TotalEnergies is forming a 50/50 joint venture worth $2.2 billion with Abu Dhabi Future Energy Company PJSC, better known as Masdar. The plan is to combine their onshore renewable energy portfolios and go after projects in nine different countries. It's a classic "strength in numbers" play, pooling resources to scale up faster than either could alone.
So, what's the actual goal here? The joint venture is targeting a combined 3 gigawatts (GW) of capacity that's already up and running, plus another 6 GW worth of projects that are in the advanced stages of development. They're aiming to have this new capacity coming online by 2030. For context, 9 GW is enough to power millions of homes.
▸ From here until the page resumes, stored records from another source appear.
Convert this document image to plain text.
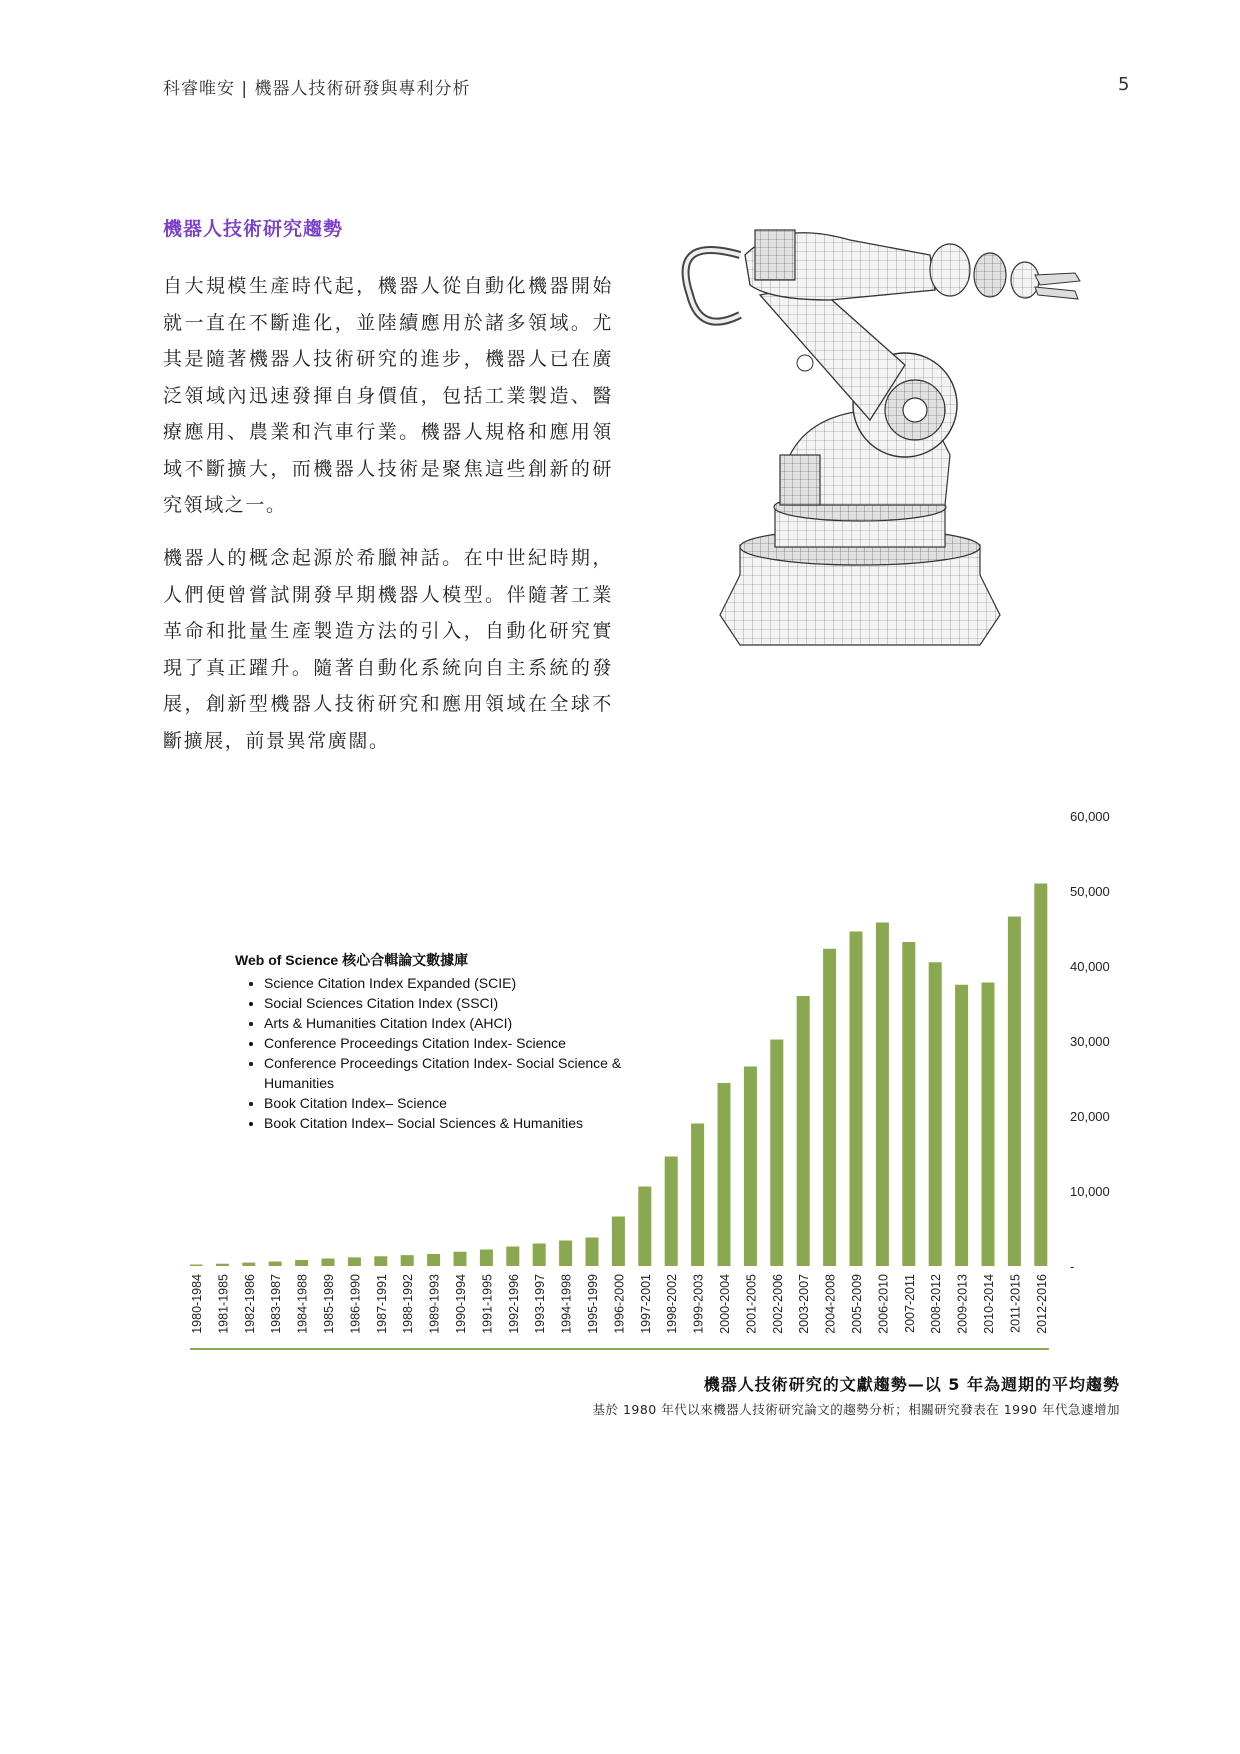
科睿唯安 | 機器人技術研發與專利分析	5
機器人技術研究趨勢
自大規模生產時代起，機器人從自動化機器開始就一直在不斷進化，並陸續應用於諸多領域。尤其是隨著機器人技術研究的進步，機器人已在廣泛領域內迅速發揮自身價值，包括工業製造、醫療應用、農業和汽車行業。機器人規格和應用領域不斷擴大，而機器人技術是聚焦這些創新的研究領域之一。
機器人的概念起源於希臘神話。在中世紀時期，人們便曾嘗試開發早期機器人模型。伴隨著工業革命和批量生產製造方法的引入，自動化研究實現了真正躍升。隨著自動化系統向自主系統的發展，創新型機器人技術研究和應用領域在全球不斷擴展，前景異常廣闊。
Web of Science 核心合輯論文數據庫
• Science Citation Index Expanded (SCIE)
• Social Sciences Citation Index (SSCI)
• Arts & Humanities Citation Index (AHCI)
• Conference Proceedings Citation Index- Science
• Conference Proceedings Citation Index- Social Science & Humanities
• Book Citation Index– Science
• Book Citation Index– Social Sciences & Humanities
-
10,000
20,000
30,000
40,000
50,000
60,000
1980-1984 1981-1985 1982-1986 1983-1987 1984-1988 1985-1989 1986-1990 1987-1991 1988-1992 1989-1993 1990-1994 1991-1995 1992-1996 1993-1997 1994-1998 1995-1999 1996-2000 1997-2001 1998-2002 1999-2003 2000-2004 2001-2005 2002-2006 2003-2007 2004-2008 2005-2009 2006-2010 2007-2011 2008-2012 2009-2013 2010-2014 2011-2015 2012-2016
機器人技術研究的文獻趨勢—以 5 年為週期的平均趨勢
基於 1980 年代以來機器人技術研究論文的趨勢分析；相關研究發表在 1990 年代急遽增加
The new platform will be based in Abu Dhabi Global Market and will be run by a team of roughly 200 people pulled from both TotalEnergies and Masdar. Once everything is finalized, this joint venture will be the exclusive vehicle for the two companies to develop, build, and operate onshore solar, wind, and battery storage assets across a specific list of countries: Azerbaijan, Indonesia, Japan, Kazakhstan, Malaysia, the Philippines, Singapore, South Korea, and Uzbekistan.
It's a significant strategic expansion for TotalEnergies in a region that's hungry for power and increasingly looking to build it cleanly.
Timing Is Everything: A Warning from the IEA
The announcement of this long-term renewable build-out comes at a moment when the head of the International Energy Agency (IEA) is sounding alarms about the immediate state of global energy markets.
IEA Executive Director Fatih Birol recently delivered a stark warning, stating that the world has already lost an estimated 12 million barrels per day of oil supply. To put that in perspective, he noted that this exceeds the combined supply impact of the 1973 Arab oil embargo and the 1979 Iranian Revolution.
"The next month, April, will be much worse than March," Birol said, pointing to escalating geopolitical tensions. The conflict involving the U.S., Israel, and Iran has added what traders call a "fresh risk premium" to oil markets. This environment of volatility and concern over traditional energy security is, ironically, providing a tailwind for stocks like TotalEnergies as investors look for companies with diversified strategies and growth plans.
What the Charts and Analysts Are Saying
Let's look at the stock. Trading around $89.79 at the time of the report, TotalEnergies was sitting 6.6% above its 20-day simple moving average. For the non-chartists, that basically suggests buyers have been in control of the near-term trend. It was also trading a hefty 26.7% above its 100-day moving average, indicating the intermediate-term uptrend is still very much intact.
With the next earnings report confirmed for April 29, 2026, here's what analysts are expecting:
- EPS Estimate: $1.92 (up from $1.83 year-over-year)
- Revenue Estimate: $44.68 Billion (down from $52.25 Billion year-over-year)
- Valuation: A P/E ratio of 15.5x, which suggests a fair valuation relative to its peers in the sector.
The overall analyst consensus on the stock is a Hold rating, with an average price target of $70.72. But that average hides some recent interesting moves:
- Piper Sandler reiterated a Neutral rating but raised its price target to $92.00 on March 12.
- JP Morgan upgraded the stock to Overweight on March 2.
- Freedom Broker went the other way, downgrading TotalEnergies to Sell on February 13 while maintaining a $73.00 target.
In early trading action on Thursday, the market seemed to like the news. TotalEnergies shares were up 2.52% at $92.04 in premarket trading, putting it within striking distance of its 52-week high of $93.29.
In the end, this joint venture is a billion-dollar statement. It's TotalEnergies and Masdar placing a concrete, capital-intensive bet that Asia's path to powering its growth will be paved with wind turbines, solar panels, and big batteries. They're building the infrastructure for the next decade's energy mix, even as warnings flash about potential crises in the current one.